Marcion taught that the higher god is totally good and devoid of wrath, with a focus on love and peace. Jesus was the son of the higher god who came to introduce that higher god to humankind and save it. He taught that Christianity was in complete discontinuity with Judaism and entirely opposed to the Old Testament.
To support these beliefs, Marcion created his own shortened canon of Scripture. He rejected all of the Old Testament and much of the New, keeping only a redacted version of the Gospel of Luke and 10 of Paul’s letters. He, likewise, edited to remove anything he considered unpalatable.
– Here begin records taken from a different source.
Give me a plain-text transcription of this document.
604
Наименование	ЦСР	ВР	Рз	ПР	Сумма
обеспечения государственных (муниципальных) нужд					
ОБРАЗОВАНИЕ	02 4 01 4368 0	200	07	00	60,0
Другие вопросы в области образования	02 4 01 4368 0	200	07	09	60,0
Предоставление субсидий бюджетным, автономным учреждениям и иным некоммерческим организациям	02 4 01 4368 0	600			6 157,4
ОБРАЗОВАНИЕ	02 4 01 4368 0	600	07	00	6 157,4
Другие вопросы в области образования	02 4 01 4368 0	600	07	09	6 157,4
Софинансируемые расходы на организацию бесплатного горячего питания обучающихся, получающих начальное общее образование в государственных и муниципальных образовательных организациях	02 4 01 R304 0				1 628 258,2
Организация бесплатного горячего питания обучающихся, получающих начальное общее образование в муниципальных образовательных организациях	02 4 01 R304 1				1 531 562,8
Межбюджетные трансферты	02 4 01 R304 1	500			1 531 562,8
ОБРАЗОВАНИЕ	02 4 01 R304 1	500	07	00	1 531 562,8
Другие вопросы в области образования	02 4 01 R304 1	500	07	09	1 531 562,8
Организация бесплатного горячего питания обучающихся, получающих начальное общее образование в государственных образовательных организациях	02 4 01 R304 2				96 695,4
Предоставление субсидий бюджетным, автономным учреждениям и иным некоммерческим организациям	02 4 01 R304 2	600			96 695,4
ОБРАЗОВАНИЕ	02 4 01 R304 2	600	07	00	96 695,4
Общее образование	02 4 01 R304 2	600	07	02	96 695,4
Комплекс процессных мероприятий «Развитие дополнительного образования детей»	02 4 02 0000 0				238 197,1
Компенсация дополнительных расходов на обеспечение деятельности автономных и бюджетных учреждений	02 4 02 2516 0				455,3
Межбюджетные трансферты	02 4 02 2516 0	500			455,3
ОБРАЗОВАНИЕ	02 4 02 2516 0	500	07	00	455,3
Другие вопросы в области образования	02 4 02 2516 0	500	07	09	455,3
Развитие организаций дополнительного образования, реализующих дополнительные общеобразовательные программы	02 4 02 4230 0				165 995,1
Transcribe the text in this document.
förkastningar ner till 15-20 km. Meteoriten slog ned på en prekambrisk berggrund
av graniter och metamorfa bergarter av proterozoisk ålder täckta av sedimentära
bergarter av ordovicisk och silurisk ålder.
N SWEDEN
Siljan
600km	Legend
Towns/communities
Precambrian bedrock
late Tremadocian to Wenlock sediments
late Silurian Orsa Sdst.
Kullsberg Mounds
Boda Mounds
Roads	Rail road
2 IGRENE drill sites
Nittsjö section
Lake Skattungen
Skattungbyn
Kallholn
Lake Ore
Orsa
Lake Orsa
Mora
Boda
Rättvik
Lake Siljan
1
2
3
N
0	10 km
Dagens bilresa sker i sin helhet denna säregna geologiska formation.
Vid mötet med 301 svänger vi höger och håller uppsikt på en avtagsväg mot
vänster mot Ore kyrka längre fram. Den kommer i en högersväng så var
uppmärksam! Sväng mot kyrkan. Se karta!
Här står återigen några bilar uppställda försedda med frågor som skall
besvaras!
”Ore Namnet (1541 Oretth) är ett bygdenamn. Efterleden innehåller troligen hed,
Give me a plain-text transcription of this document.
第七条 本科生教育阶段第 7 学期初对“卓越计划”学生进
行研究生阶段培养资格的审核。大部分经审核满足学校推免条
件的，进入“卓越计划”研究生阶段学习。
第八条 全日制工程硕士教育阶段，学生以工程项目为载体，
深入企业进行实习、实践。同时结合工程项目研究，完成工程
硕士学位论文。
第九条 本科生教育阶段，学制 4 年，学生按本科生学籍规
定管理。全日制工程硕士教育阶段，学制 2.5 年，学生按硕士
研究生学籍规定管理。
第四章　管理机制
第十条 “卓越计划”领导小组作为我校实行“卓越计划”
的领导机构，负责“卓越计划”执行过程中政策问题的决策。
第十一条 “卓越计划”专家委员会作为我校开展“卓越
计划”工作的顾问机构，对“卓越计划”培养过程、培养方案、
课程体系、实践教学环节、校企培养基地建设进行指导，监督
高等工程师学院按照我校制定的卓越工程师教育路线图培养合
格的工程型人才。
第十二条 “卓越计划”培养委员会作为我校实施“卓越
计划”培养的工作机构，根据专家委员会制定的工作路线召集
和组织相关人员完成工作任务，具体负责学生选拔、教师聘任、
Marcion’s teachings precipitated more precise formulations of the Christian canon and creed. The Church denounced him as a heretic leading Christians astray with his ideas of separate gods and rejecting the Old Testament. The Church teaches that true and right theology aids in a Christian becoming more Christ-like. We are sanctified through the truth and God’s Word.
God never changes. He is “the same yesterday and today and forever” (Hebrews 13:8). The difference between the Old and New Testaments lies not in God’s nature, but in His approach to us. The God of the New Testament reveals Himself as having taken on flesh and lived among us in the person of Jesus Christ. In His justice, He will see that every sin is rightly punished. In His grace, He offers mercy and forgiveness.
This revelation goes a long way to say that the just wrath of God is not contradictory with His mercy and grace. It is always sorrowful wrath.
“I have no pleasure in the death of the wicked, but that the wicked turn from his way and live … ” (Ezekiel 33:11).
In Christ, God inaugurates the new and eternal covenant that extends beyond Israel to all nations. “He who believes in the Son has eternal life; he who does not obey the Son shall not see life, but the wrath of God rests upon him.” (John 3:36)
Our understanding of God must unify, not divide, the Old and the New Testaments. If we contest a contradiction in God, our understanding is distorted. That message is clear: receive God’s love, freely offered; but those who refuse God’s love by refusing to repent of their sins, experience God’s wrath, and justifiably so.
Nowadays, critics of the OT dismiss it as the cultural by-product of primitive people living in a brutal world. The events it records never happened, they claim. God was just allowing the Israelites to express their faith in the violent, warlike categories that made sense to them.
When we try to domesticate God, picking and choosing between his words to build a deity we are comfortable with, we are creating an idol. Some Christians mistakenly believe God’s character somehow changed from wrathful to loving. Others become obsessed with questions about the evil in the world, which can become unhealthy when it threatens faith in God’s goodness. Secularists think stressing God’s mercy means that sins are no longer sins. On the contrary, if there is no divine wrath against sin then Jesus did not die to redeem us from sin.
Erroneous beliefs often tell people what they want to hear and therefore spread quickly. Christians today should watch out for heretical teachings that could lead many astray. Rejecting parts of the Bible is very dangerous. Through spiritual wisdom and maturity, Christians can grow in their appreciation of both the coherent story laid out in the Bible and the unchanging character of God.
Christ’s repeated demands for fidelity to Him, or risk of damnation, are similar to His Father’s. Ancient Israel showed its fidelity to God by obeying the Mosaic Law. The Church, shows her fidelity to God by obeying Jesus Christ. Disobedience brought destruction to Israel, just as disobedience destroys the Church today.